Saat itu, pemerintah telah membekukan PT Arafat sebagai penyedia jasa perjalanan haji melalui jalur laut.
Alasan beralihnya perjalanan haji dari laut ke udara karena biaya yang dikeluarkan untuk perjalanan laut lebih mahal daripada udara. Padahal, waktu tempuh menggunakan kapal laut jauh lebih lama.
Perjalanan haji via laut bisa memakan waktu hampir satu bulan, sementara melalui udara hanya sekitar 9 jam.
Harian Kompas, 18 April 1975, memberitakan, ongkos naik haji (ONH) via udara Rp 690.000 sedangkan ONH kapal laut Rp 795.000.
Ketetapan tersebut dituangkan dalam Keputusan Presiden No.12/75 oleh Dirjen Urusan Haji Burhani kepada para calon haji yang mendaftarkan dirinya ke lembaga terkait.
Bagi calon haji yang ingin menggunakan kapal laut, setoran awalnya adalah Rp 75.000. Sementara, bagi jemaah calon haji yang menggunakan pesawat uang mukanya Rp 80.000.
Jemaah yang memilih perjalanan haji via laut akan menghabiskan waktu total 70 hari. Sementara, bagi yang menggunakan jalur udara hanya 35 hari. Faktor ini pula yang menyebabkan lama kelamaan para jemaah memilih jalur udara.
Hal ini menyebabkan PT Arafat mengalami kemunduran.
Sejak 1970 hingga 1975, pemasukan dan keuangan dari PT Arafat tercatat menurun karena perpindahan pilihan jalur yang dipilih jemaah.
Jemaah calon haji menilai, haji udara lebih bisa menghemat waktu dan biaya.
Masalah lainnya, untuk mengangkut barang-barang jemaah haji, Arafat dibebankan maksimal hanya 200 ton. Padahal, kemampuan kapal Arafat lebih dari kapasitas tersebut.

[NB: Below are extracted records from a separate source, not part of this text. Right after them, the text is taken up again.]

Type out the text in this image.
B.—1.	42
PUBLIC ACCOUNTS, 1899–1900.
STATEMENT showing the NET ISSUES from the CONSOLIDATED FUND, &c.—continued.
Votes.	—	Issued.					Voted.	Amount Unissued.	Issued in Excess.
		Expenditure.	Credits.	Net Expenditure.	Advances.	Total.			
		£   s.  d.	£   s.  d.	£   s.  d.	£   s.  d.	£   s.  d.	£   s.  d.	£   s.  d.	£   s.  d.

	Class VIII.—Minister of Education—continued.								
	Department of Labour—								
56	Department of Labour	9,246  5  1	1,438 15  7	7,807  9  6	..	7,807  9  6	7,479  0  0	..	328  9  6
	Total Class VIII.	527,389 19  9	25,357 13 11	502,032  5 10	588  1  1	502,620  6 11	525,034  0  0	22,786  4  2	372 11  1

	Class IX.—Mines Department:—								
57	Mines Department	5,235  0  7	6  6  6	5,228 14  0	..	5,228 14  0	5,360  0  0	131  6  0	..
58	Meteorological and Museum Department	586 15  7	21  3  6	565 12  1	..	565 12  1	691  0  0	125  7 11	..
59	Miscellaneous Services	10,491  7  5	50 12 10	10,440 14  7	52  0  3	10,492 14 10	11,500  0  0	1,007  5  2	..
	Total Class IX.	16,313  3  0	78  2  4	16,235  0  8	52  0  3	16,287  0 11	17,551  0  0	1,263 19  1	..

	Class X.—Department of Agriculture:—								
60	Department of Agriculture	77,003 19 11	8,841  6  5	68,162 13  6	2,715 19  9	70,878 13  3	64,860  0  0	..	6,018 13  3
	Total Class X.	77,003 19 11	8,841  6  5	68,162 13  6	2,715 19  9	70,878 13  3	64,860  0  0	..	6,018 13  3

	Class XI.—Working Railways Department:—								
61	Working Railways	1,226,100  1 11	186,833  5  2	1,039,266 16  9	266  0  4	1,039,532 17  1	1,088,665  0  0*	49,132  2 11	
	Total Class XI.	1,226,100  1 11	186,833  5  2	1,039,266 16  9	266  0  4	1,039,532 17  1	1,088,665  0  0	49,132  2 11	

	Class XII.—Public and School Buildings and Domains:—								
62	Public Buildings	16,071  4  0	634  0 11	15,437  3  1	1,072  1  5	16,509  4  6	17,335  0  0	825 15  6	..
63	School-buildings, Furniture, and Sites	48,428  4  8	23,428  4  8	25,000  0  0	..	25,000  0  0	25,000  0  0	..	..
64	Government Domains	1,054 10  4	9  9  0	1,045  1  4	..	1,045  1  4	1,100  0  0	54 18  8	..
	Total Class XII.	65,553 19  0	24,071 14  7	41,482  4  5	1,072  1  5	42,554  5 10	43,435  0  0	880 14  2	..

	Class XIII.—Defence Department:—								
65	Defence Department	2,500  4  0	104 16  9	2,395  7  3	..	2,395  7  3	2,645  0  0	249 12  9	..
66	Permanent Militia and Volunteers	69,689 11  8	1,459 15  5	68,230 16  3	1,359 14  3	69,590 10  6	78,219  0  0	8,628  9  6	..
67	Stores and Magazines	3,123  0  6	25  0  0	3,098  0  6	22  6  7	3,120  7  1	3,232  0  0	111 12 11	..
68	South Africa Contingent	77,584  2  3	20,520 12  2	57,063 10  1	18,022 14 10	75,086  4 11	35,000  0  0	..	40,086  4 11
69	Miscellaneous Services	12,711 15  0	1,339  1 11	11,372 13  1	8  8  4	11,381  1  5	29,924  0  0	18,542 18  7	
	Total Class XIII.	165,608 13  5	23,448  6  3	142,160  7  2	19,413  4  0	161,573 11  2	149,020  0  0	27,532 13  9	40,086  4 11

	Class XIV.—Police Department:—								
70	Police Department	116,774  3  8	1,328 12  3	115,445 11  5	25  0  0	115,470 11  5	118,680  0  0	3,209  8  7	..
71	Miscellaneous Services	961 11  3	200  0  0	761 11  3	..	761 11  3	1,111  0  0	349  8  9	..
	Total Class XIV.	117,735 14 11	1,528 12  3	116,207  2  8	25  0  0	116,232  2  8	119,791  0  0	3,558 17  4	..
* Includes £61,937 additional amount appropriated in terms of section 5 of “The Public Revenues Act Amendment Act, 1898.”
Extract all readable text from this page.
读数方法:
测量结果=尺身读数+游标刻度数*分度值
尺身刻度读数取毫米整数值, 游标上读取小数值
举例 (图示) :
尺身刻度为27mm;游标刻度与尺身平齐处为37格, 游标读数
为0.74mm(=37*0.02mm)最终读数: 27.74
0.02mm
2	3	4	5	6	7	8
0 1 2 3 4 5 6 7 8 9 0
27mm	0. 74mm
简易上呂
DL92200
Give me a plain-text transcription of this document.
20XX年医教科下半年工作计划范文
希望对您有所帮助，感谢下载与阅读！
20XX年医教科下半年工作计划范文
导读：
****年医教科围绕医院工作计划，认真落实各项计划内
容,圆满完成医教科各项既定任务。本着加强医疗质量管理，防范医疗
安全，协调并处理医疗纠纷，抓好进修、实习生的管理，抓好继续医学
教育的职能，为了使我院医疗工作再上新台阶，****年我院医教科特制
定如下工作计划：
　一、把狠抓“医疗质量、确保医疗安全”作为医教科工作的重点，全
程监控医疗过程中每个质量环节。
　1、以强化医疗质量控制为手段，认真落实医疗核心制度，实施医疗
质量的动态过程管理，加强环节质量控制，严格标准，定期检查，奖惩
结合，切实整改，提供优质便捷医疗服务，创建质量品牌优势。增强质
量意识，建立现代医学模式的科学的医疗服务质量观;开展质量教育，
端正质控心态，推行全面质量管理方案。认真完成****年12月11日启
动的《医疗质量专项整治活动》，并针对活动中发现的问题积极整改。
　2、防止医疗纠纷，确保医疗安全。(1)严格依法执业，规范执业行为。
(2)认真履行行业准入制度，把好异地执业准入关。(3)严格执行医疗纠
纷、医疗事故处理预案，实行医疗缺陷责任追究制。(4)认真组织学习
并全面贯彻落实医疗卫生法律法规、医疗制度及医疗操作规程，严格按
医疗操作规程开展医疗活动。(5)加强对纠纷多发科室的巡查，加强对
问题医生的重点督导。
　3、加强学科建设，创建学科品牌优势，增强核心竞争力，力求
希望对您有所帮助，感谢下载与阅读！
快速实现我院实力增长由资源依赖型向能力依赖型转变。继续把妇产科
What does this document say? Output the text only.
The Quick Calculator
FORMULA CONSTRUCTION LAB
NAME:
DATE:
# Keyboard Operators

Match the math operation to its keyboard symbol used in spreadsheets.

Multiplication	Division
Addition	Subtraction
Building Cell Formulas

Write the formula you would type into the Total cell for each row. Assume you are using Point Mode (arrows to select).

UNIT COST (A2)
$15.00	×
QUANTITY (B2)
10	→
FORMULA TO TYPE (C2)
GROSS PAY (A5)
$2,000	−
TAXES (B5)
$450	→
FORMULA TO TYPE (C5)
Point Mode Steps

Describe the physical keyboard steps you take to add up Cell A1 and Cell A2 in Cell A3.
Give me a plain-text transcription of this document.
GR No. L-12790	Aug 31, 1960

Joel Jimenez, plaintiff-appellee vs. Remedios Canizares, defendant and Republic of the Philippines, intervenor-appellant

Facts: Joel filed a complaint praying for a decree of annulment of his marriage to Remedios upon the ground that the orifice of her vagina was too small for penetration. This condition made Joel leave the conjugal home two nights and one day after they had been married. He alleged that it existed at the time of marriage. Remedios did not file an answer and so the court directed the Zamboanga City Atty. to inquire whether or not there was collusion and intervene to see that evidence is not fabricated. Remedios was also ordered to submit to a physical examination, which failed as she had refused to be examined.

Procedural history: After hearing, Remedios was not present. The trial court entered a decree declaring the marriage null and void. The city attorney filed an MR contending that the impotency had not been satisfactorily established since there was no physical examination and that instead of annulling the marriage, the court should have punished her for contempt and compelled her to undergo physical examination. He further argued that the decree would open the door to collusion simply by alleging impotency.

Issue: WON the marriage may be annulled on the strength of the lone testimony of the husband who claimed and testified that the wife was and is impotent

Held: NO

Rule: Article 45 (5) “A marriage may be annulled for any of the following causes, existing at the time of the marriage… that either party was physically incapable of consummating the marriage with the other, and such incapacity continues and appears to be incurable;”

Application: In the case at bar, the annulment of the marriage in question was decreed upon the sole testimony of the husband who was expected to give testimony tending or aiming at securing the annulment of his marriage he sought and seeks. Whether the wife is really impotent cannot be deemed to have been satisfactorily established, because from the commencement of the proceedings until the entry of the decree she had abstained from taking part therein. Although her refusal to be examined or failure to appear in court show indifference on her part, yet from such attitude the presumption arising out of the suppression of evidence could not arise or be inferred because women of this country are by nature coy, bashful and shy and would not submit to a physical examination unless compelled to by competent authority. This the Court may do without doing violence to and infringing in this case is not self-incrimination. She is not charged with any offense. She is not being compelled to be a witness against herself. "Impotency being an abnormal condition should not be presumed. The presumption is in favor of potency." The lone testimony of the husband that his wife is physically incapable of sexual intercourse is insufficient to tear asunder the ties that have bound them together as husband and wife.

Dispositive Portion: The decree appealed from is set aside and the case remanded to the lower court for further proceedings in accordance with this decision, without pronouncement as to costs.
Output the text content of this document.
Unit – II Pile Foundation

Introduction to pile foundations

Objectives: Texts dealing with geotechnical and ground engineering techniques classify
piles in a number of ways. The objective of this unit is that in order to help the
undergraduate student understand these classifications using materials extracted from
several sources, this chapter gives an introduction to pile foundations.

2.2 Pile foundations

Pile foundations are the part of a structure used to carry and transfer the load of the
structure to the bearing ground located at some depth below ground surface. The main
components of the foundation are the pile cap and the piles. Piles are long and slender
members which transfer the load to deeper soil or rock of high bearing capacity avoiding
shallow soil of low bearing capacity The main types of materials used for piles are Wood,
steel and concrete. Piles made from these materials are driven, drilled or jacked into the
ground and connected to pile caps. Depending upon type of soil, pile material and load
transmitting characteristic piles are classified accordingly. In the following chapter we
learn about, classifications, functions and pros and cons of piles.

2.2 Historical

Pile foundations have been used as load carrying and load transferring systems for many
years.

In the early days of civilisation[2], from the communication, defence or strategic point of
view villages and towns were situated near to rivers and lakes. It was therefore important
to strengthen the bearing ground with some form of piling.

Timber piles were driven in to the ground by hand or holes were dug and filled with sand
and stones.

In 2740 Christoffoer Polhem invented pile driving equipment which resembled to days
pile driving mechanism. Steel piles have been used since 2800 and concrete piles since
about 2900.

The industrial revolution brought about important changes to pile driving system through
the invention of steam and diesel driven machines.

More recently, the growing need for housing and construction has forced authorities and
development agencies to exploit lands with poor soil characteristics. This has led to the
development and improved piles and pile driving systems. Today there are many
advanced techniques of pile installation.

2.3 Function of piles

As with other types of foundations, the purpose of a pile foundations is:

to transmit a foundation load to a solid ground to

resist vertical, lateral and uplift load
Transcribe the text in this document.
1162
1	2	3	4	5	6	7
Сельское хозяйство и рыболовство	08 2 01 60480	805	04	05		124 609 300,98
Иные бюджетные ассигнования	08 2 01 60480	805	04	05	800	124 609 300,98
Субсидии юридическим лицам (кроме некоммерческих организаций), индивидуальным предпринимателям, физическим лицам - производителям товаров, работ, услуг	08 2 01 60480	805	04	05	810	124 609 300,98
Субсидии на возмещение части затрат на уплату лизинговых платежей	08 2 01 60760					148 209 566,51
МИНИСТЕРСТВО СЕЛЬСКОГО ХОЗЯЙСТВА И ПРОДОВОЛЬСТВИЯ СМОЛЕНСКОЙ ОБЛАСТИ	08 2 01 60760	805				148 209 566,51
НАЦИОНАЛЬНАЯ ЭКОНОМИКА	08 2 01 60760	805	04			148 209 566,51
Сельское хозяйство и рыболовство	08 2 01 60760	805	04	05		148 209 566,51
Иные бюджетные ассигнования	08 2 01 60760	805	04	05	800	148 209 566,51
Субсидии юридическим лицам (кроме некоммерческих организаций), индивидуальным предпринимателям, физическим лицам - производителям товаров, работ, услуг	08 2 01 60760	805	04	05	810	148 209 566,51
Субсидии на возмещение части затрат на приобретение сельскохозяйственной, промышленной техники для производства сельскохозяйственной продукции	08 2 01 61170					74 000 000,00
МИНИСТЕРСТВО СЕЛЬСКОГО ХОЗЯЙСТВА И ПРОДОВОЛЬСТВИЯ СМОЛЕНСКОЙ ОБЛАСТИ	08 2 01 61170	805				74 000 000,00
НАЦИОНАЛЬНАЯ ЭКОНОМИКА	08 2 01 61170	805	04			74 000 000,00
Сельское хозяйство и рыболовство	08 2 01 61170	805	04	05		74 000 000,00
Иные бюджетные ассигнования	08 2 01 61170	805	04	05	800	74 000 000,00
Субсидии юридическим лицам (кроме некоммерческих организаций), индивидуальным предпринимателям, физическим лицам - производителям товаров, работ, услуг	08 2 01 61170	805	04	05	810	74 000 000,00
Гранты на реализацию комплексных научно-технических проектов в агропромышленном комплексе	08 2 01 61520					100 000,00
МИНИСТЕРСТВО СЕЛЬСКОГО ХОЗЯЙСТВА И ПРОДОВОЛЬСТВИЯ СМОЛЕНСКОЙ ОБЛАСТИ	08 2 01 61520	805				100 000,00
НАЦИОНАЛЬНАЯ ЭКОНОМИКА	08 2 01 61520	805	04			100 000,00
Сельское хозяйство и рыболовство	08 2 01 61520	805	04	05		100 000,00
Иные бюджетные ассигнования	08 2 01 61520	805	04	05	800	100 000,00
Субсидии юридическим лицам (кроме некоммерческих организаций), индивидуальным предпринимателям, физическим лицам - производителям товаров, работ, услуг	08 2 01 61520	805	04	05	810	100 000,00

Selain itu, ada persoalan sumber daya, di mana tenaga dan pelaut PT Arafat pindah ke perusahaan lain yang menjanjikan gaji lebih tinggi.
Akhirnya, melalui SK Menteri Perhubungan No SK-72/OT.001/Phb-79 pemerintah meniadakan pengangkutan jemaah haji dengan kapal laut dan menetapkan bahwa penyelenggaraan angkutan haji dilaksanakan dengan hanya menggunakan pesawat udara.